Amid widespread protest due to his role in the poisoning of Flint’s water, former Michigan Governor Rick Synder has “turned down” a senior research fellowship at Harvard University’s John F. Kennedy School of Government. On July 3, shortly after 12:30 ET, he tweeted:


On Monday (July 1), one of the United’s States’ most highly regarded academic institutions welcomed a politician who is at the center of one of the country’s most insidious tragedies in recent history.

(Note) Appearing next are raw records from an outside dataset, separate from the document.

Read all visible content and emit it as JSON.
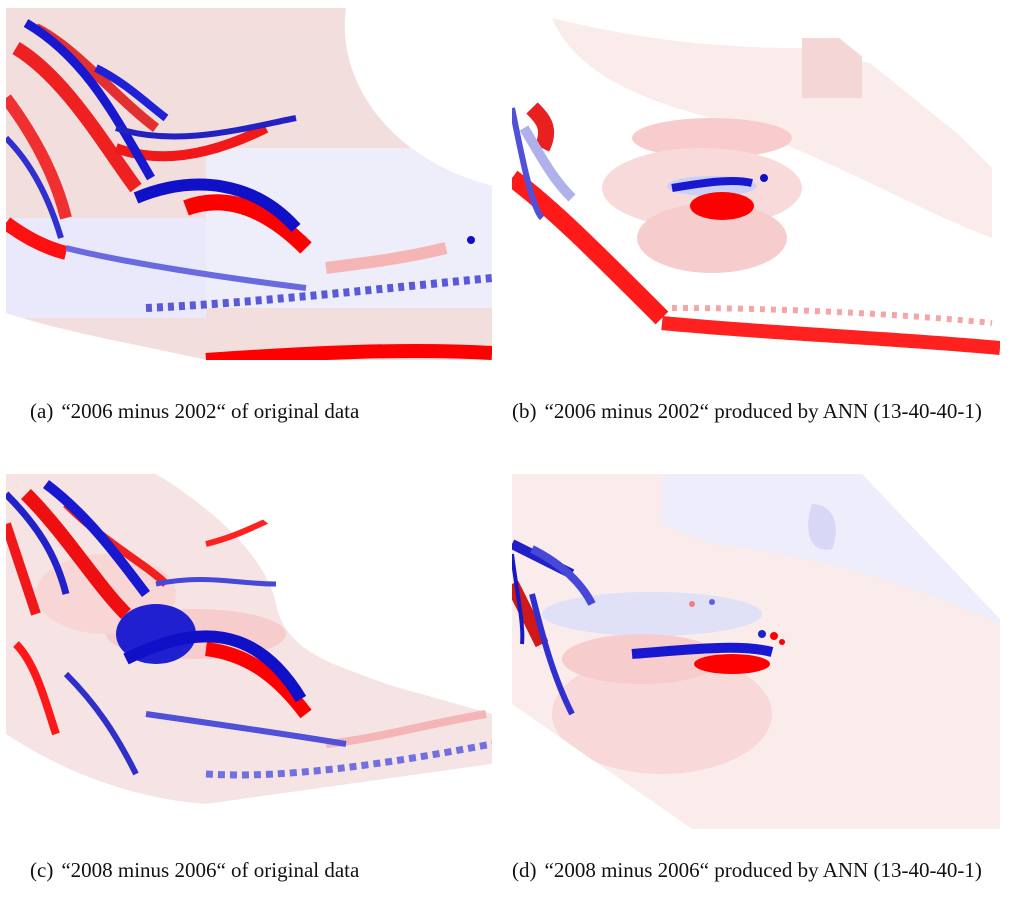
{
  "figure": {
    "panels": [
      {
        "id": "a",
        "label": "(a)",
        "caption": "“2006 minus 2002“ of original data",
        "source": "original data"
      },
      {
        "id": "b",
        "label": "(b)",
        "caption": "“2006 minus 2002“ produced by ANN (13-40-40-1)",
        "source": "ANN (13-40-40-1)"
      },
      {
        "id": "c",
        "label": "(c)",
        "caption": "“2008 minus 2006“ of original data",
        "source": "original data"
      },
      {
        "id": "d",
        "label": "(d)",
        "caption": "“2008 minus 2006“ produced by ANN (13-40-40-1)",
        "source": "ANN (13-40-40-1)"
      }
    ],
    "colors": {
      "positive": "#ff0000",
      "negative": "#1010d0",
      "neutral": "#ffffff",
      "light_positive": "#f7c8c8",
      "light_negative": "#c8c8f2"
    }
  }
}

Rick Snyder, former Republican governor of Michigan, was seated on Monday as a senior research fellow at Harvard’s John F. Kennedy School of Government. In that role, Snyder will teach, study and write on subjects related to state and local government, reports The New York Times.

Snyder, who left office in January, was governor when the Flint water crisis began in April 2014. An emergency manager that he appointed to run the majority Black city opted to switch the water source from the Great Lakes Water Authority to the Flint River to save money. The result was a doubling of the percentage of Flint children with elevated levels of lead in their blood, a decrease in fertility and an increase in infant deaths as a result of the lead. Twelve people died from Legionnaires’ disease linked to the toxic water, while approximately another 90 residents contracted it and lived—making it the third largest outbreak of Legionnaires’ in U.S. history.

Last month, search warrants were issued for the phone and hard drive Snyder used while in office, as part of a state investigation into the crisis. Also in June, NPR reported that state prosecutors dropped criminal charges against eight government officials implicated in the scandal so they could launch a new, expanded investigation.

According to CNN:

Harvard’s statement makes no mention of Snyder’s role in implementing and overseeing the law under which the emergency managers were appointed or the governor’s role in overseeing those state officials.

Professor Jeffrey Liebman [director of the Kennedy School’s Taubman Center for State and Local Government] commends Snyder in the statement for his “significant expertise in management, public policy and promoting civility.”

Many took to Twitter Monday using the hashtag #NoSnyderFellowship to call out the appointment as inappropriate and to demand that Harvard rescind it. Among them is Mari Copeny, who gained global recognition as “Little Miss Flint” for calling national attention to the crisis. Others urged people to sign a petition titled “Rescind Governor Snyder’s Harvard Kennedy School Fellowship.”